Mahkemece, toplanan delillere ve bilirkişi raporlarına göre; davacının olay tarihinde kazaya karışan … plakalı araçta yolcu olarak bulunduğu, kazanın meydana gelmesinde …plakalı araç sürücüsü …’nun asli kusurlu olduğu, … plakalı araç sürücüsünün kazanın meydana gelmesinde kusurunun bulunmadığı, davacının %35.2 oranında malul kaldığı, toplam maddi zararının 196.166,49 TL olduğu, sigorta limitinin ise 175.000,00 TL ile sınırlı bulunduğu gerekçeleriyle davanın kabulüne, 175.000,00 TL tazminatın dava tarihi olan 28/03/2014 tarihinden itibaren yasal faizi ile birlikte davalıdan alınarak davacıya verilmesine karar verilmiş, kararı davalı vekili istinaf etmiştir.

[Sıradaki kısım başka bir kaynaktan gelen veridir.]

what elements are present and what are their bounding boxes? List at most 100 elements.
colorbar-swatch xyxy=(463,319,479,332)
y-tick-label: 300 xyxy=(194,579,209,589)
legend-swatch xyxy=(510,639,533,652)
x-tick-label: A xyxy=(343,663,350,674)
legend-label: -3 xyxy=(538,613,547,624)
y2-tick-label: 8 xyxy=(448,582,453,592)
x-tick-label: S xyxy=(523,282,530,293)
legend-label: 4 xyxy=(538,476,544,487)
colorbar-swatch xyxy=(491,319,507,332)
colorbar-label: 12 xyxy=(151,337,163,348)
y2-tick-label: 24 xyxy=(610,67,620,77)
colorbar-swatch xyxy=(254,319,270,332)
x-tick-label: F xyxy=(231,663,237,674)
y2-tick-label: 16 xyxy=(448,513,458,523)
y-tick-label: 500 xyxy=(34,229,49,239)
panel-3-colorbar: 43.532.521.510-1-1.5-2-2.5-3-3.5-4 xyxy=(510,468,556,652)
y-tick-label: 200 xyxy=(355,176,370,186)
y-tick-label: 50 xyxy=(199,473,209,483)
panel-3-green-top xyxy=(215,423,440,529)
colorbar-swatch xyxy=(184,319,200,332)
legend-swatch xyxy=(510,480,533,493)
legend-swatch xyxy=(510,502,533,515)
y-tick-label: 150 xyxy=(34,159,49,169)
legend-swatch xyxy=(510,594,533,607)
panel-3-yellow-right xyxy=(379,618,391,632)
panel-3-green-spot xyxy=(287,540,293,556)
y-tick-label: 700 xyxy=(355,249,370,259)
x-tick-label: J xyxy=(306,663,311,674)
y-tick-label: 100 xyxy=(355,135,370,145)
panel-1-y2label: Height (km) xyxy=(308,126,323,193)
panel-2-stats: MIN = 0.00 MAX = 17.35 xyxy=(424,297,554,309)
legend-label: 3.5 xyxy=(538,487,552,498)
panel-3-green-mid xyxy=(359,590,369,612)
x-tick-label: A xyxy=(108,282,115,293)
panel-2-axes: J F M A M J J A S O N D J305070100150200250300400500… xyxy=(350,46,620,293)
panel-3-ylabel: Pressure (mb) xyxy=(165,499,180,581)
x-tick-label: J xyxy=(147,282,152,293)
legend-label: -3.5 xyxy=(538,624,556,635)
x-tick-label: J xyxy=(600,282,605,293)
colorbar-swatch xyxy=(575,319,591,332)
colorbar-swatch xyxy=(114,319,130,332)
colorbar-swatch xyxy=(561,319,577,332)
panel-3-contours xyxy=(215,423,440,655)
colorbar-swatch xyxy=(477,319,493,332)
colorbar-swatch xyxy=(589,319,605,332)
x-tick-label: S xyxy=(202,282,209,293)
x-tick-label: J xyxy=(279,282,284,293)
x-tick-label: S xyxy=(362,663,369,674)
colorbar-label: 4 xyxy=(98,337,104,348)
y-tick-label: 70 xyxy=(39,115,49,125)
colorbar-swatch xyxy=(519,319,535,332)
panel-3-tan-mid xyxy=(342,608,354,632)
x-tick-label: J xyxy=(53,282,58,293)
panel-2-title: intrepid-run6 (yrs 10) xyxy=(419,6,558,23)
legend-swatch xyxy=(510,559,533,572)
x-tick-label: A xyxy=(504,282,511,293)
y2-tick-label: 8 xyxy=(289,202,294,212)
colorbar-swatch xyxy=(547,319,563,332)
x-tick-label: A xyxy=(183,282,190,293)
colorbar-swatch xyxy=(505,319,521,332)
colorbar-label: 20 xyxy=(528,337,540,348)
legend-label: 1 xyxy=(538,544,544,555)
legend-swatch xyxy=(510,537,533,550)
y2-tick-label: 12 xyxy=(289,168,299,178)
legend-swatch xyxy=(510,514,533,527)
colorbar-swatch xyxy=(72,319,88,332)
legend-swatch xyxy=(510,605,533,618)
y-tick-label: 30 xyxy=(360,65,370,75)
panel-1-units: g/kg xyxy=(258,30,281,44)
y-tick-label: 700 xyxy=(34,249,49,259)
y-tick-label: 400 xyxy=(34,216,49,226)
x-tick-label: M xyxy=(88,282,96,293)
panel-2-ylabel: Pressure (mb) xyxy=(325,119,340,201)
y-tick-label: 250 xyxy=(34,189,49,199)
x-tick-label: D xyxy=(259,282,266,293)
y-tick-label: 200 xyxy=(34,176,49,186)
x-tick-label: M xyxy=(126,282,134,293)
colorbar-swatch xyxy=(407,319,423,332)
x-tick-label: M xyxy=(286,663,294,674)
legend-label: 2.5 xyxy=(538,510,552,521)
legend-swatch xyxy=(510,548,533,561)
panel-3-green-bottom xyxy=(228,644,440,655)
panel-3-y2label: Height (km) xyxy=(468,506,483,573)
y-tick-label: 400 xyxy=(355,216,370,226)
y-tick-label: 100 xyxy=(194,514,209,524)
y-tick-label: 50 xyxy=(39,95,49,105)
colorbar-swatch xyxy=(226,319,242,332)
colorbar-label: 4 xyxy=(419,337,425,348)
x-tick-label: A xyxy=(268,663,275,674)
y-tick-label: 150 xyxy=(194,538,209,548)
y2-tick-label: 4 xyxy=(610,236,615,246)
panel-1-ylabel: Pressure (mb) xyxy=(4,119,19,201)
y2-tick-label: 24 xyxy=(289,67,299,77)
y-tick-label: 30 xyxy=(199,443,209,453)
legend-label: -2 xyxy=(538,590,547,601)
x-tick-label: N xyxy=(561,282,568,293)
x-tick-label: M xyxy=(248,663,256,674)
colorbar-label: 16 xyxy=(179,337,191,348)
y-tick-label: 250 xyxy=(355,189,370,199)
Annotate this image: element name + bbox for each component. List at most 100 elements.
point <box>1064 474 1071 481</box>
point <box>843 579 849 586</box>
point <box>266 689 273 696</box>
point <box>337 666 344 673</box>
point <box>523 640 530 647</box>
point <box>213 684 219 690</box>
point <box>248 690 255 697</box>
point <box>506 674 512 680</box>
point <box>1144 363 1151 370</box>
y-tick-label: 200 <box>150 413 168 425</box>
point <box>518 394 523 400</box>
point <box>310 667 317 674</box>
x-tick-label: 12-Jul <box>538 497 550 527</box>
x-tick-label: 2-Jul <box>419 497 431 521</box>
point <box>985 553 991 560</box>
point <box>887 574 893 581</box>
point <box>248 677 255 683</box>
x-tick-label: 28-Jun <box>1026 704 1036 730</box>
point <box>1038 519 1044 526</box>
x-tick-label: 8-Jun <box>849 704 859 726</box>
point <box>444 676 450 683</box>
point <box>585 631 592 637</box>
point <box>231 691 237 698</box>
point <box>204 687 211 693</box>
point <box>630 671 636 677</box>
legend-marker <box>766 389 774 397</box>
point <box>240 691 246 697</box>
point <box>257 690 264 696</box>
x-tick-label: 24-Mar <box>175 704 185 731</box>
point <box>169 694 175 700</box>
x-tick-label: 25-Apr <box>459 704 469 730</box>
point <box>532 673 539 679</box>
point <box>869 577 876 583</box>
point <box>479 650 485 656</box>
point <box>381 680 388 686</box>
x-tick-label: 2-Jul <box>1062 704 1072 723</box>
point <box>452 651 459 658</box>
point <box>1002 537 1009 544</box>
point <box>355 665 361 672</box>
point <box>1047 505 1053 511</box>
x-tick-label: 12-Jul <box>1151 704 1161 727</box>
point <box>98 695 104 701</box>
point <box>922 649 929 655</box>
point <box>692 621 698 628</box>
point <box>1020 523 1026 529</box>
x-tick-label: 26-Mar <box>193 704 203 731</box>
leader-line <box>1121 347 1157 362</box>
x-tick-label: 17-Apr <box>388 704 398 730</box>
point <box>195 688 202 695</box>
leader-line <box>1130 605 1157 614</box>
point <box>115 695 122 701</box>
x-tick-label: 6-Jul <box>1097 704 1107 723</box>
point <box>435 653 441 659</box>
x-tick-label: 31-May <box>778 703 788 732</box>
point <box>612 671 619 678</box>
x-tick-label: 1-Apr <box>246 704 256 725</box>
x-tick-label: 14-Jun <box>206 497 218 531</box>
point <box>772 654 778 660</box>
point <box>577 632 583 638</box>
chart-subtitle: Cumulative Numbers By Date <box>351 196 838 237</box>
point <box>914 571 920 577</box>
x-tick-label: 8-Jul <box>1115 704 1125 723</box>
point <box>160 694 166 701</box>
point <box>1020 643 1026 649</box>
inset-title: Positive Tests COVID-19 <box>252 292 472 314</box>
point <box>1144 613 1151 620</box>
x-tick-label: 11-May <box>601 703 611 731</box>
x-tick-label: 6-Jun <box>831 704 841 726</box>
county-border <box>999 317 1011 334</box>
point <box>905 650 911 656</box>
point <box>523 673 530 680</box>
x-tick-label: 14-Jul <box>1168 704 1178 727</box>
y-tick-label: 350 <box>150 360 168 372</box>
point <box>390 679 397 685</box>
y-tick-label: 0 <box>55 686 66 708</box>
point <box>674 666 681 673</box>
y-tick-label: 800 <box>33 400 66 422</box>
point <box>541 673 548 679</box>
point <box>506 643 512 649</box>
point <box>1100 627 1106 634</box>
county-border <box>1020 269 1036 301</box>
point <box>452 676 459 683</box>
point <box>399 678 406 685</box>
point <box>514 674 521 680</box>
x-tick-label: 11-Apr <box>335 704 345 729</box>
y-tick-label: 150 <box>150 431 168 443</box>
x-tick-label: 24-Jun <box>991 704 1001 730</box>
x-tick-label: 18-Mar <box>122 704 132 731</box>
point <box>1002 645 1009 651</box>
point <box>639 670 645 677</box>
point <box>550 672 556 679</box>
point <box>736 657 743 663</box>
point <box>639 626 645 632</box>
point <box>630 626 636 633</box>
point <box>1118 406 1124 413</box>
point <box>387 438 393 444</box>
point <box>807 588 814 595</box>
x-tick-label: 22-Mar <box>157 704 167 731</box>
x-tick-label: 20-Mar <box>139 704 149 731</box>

Davalı vekili istinaf sebebi olarak, kararın usul ve yasaya aykırı olduğunu, gerek kaza tespit tutanağında, gerekse ifade tutanaklarında davacının adının geçmediğini, davacının kaza sırasında araçta olduğuna dair belge ve ifade bulunmadığını, davacının taraf sıfatının olmadığını, davacının kazayı, maluliyeti ve illiyet bağını ispatlaması gerektiğini, illiyet bağının ispatlanamadığını, bu nedenle kararın usul ve yasaya aykırı olduğunu bildirmiştir.
03/09/2010 tarihli kaza tutanağında; … plakalı aracın … plakalı kamyonete çarpması sonucu yaralamalı ve maddi hasarlı trafik kazasının meydana geldiği, … plakalı araç sürücüsü …’nun şerit ihlali nedeniyle asli kusurlu olduğunun bildirildiği görülmüştür.
Elazığ Eğitim ve Araştırma Hastanesi’nce düzenlenen 04/02/2014 günlü raporda; davacının %50.36 oranında malul olduğunun bildirildiği görülmüştür.
SGK’dan gelen cevabi yazıda; davacıya herhangi bir gelir bağlanmadığının bildirildiği görülmüştür.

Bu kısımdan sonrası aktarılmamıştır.